BRUSSELS: The European Parliament and EU member states agreed on Wednesday a target to cut carbon emissions by at least 55 percent by 2030, in what was called a “game changer” just ahead of a US-hosted climate summit.
The deal, reached before dawn after 14 hours of negotiations, sets about putting parts of the 2016 Paris climate accord into binding legislative effect across a range of sectors, underpinning the European Union’s ambition to lead the world on the issue.
The EU vice president responsible for the bloc’s Green Deal, Franz Timmermans, called the agreement “a landmark moment for the EU and a strong signal to the world” alongside a 5:00 am tweeted picture showing the moment it was struck.

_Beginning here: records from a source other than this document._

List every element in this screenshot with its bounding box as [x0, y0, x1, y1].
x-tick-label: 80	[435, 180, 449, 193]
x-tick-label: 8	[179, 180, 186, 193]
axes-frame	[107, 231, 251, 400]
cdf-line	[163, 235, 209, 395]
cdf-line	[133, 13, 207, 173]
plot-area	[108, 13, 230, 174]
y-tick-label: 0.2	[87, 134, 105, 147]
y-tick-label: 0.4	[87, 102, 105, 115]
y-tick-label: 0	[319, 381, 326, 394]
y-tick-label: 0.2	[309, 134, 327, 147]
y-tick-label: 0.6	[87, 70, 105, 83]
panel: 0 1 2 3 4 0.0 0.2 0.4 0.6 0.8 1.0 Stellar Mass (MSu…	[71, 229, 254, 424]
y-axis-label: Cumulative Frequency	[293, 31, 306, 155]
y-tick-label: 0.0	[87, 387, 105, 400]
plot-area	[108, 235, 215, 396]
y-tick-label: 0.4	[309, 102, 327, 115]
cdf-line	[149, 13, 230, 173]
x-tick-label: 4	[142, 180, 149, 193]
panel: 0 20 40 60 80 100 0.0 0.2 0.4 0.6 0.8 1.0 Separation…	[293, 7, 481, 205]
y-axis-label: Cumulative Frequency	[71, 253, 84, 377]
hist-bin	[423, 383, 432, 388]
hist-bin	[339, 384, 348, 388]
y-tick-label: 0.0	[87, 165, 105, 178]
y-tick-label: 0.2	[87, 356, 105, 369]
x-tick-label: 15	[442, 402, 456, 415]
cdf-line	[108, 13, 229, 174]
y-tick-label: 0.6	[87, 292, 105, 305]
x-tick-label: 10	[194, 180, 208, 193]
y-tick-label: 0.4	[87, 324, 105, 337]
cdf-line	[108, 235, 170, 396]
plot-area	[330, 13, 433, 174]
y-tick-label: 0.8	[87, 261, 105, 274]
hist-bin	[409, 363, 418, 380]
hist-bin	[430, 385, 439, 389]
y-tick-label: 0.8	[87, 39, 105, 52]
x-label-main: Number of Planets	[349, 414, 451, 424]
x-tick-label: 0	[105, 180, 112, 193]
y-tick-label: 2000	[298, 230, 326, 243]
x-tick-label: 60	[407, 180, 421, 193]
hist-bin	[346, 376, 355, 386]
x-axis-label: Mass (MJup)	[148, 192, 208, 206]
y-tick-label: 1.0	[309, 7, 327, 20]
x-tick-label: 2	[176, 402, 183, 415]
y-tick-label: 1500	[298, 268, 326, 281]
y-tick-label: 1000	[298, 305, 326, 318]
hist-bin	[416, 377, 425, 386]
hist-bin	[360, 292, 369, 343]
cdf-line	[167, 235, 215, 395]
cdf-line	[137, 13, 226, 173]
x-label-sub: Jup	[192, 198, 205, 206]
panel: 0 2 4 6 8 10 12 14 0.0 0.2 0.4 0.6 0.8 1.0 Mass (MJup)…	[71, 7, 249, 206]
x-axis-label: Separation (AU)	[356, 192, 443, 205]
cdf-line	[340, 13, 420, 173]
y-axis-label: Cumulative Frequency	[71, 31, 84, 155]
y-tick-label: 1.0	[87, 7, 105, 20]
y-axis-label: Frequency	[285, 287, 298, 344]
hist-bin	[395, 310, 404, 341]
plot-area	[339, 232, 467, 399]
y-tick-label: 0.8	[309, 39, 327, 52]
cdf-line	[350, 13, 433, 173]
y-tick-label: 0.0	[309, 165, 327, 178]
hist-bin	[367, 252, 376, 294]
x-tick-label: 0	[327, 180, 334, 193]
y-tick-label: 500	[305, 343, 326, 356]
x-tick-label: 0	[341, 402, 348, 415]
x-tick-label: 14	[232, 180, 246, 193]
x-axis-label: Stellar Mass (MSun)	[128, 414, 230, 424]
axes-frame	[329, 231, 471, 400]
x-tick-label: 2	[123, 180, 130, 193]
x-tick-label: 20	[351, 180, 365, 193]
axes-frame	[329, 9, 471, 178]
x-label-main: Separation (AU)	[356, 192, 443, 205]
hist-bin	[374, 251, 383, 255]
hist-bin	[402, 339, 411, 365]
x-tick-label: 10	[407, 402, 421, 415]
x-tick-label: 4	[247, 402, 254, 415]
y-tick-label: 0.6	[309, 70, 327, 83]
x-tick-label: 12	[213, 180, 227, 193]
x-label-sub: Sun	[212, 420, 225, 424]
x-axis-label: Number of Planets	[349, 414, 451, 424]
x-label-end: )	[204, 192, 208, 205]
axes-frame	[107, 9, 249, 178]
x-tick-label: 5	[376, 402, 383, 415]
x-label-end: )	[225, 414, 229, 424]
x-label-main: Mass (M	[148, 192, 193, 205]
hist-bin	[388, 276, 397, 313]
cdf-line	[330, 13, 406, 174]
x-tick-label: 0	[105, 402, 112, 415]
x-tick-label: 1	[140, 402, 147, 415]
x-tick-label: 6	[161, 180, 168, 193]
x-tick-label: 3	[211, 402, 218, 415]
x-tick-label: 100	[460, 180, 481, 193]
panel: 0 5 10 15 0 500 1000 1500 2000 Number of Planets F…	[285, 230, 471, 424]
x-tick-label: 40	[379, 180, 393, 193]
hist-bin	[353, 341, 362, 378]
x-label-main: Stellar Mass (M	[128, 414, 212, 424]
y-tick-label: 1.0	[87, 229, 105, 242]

But top environmental groups Greenpeace and WWF immediately slammed the agreement as insufficient to limit global warming to the 1.5-degree-Celsius threshold enshrined in the Paris accord.
Greenpeace noted that Britain, a former EU member, vowed this week to slash carbon emissions by 78 percent by 2035. The EU climate law agreement ended a deadlock between member states, which insisted on the 55-percent goal agreed in November.
The EU announcement and the wider debate will feed into a virtual climate summit hosted Thursday and Friday by US President Joe Biden, who has made climate a top priority. He is expected to unveil ambitious new US targets on reducing carbon emissions.